- Theatrical release poster
- Directed by: Marion Pilowsky
- Written by: Marion Pilowsky; Lee Sellars;
- Produced by: Sue Murray; Marion Pilowsky; David Willing;
- Starring: Eddie Izzard; Emily Taheny; Vanessa Guide; Luke McKenzie;
- Cinematography: Steve Arnold
- Edited by: Denise Haratzis
- Music by: Luis Almau
- Production companies: Fox International Productions; Screen Australia; South Australian Film Corporation; Corner Table Productions;
- Distributed by: 20th Century Fox
- Release date: August 30, 2018;
- Running time: 91 minutes
- Country: Australia
- Language: English

= The Flip Side =

2018 film by Marion Pilowsky

The Flip Side is a 2018 Australian romantic comedy film starring Eddie Izzard, Emily Taheny, Vanessa Guide and Luke McKenzie.

==Cast==
- Eddie Izzard as Henry
- Emily Taheny as Ronnie
- Vanessa Guide as Sophie
- Luke McKenzie as Jeff
- Tina Bursill as Iris
- Hugh Sheridan as Nigel
- Jodie Dry as Gail
- Tiriel Mora as The Mechanic

==Reception==
Rotten Tomatoes lists 5 critics with 1 assessed as fresh and 4 as rotten. It gave the film a score of 20%.

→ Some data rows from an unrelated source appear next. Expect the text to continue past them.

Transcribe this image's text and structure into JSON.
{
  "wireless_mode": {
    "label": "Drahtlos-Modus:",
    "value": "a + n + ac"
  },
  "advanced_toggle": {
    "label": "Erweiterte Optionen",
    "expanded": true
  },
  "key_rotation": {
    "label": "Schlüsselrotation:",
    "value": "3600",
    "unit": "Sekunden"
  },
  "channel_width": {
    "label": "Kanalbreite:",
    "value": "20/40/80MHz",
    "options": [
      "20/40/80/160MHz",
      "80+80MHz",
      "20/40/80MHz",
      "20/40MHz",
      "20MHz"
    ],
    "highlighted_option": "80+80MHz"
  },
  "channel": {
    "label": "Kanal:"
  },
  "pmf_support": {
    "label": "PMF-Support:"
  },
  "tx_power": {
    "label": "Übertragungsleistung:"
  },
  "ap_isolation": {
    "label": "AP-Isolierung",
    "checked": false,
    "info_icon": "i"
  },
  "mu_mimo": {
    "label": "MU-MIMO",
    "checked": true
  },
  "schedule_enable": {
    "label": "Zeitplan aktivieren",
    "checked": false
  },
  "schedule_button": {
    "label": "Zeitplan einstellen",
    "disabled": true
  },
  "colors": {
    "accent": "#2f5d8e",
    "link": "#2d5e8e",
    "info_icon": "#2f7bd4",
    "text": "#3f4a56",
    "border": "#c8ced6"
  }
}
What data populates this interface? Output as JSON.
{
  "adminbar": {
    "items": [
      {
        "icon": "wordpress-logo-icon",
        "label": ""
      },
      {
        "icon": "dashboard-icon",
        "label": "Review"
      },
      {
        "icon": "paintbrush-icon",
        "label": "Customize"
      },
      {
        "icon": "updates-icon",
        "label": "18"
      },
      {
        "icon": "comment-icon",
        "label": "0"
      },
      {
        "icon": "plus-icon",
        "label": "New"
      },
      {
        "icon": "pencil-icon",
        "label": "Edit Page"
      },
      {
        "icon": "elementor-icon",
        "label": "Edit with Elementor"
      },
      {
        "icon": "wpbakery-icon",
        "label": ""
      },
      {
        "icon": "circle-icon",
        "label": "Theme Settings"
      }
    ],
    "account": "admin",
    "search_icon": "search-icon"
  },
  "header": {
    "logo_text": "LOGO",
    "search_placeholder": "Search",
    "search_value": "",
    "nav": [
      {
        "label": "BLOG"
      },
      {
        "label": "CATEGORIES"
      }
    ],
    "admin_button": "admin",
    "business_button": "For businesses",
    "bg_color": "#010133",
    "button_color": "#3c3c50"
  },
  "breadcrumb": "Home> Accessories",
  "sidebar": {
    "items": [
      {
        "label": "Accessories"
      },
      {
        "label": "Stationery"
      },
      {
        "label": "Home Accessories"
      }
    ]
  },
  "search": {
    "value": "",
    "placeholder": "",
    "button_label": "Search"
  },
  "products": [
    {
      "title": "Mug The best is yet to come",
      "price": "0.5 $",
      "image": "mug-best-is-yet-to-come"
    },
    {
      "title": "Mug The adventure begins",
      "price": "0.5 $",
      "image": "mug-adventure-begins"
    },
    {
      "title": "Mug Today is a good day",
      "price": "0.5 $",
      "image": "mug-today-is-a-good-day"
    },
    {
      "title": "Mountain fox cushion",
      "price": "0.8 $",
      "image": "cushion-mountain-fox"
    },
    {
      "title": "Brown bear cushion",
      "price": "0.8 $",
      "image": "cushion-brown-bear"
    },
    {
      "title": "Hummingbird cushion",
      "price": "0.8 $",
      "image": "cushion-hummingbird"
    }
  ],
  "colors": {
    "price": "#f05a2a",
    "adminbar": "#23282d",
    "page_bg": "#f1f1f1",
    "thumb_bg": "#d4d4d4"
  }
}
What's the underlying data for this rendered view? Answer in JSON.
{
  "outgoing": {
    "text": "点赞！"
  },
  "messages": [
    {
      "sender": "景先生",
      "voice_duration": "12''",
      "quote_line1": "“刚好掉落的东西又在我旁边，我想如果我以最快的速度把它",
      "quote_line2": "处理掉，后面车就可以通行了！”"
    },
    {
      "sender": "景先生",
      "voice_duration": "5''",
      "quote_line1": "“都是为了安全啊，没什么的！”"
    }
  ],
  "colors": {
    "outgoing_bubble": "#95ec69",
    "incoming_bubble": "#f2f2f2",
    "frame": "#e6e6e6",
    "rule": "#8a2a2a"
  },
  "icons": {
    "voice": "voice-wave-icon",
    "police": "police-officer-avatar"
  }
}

Carmen Paddock of One Room With A View gave it 3 out of 5 concluding "There is nothing unduly special about The Flip Side, a fairly standard rom-com that balances out the genre’s worst elements with charming performances and a surprisingly strong third act. It is a pleasant, perfectly entertaining two hours, though it may not stick long in the memory afterwards." Paul Byrnes of the Canberra Times writes "There is some humour here, but barely enough to sustain the journey. Pilowsky tries hard to create a thoughtful comedy about grown-up dilemmas that will resonate with women - but the script isn't strong enough to carry the weight." The Australian's Stephen Romei gave it 2.5 stars and writes "There is also some emotional depth, some asking of important questions, particularly in the scenes between Izzard and Taheny. But stretching this out to movie-length, which means adding some silly, unnecessary scenes such as a visit to a bowling alley, weakens the web." Herald Sun's Leigh Paatsch gave it 1.5 stars calling it "a broken Australian rom-com where the rom just never happens", adding "As for the com, it keeps entering and leaving the room like a drunk who has lost some keys. It doesn’t stick around for long, but you do notice when it’s there." Graeme Tuckett on Stuff gave it 1 star stating it is "a film so bland, pointless and incompetently assembled as to almost defy belief." Leigh Paatcsh movie review: "Aussie rom-com The Flip Side can’t find the rom, can’t bring the com." Film Bunker's review was positive but lukewarm overall, detailed review. Mark Blackmore on ThisIsFilm gave an overly negative review, stating the film was shot on the cheap, and shoddy. Paul Byrnes of Sydney Morning Herald summed it up as more message than mirth. Doug Jamieson of TheAuReview.com described it as breezy and enjoyable but far too safe and predictable.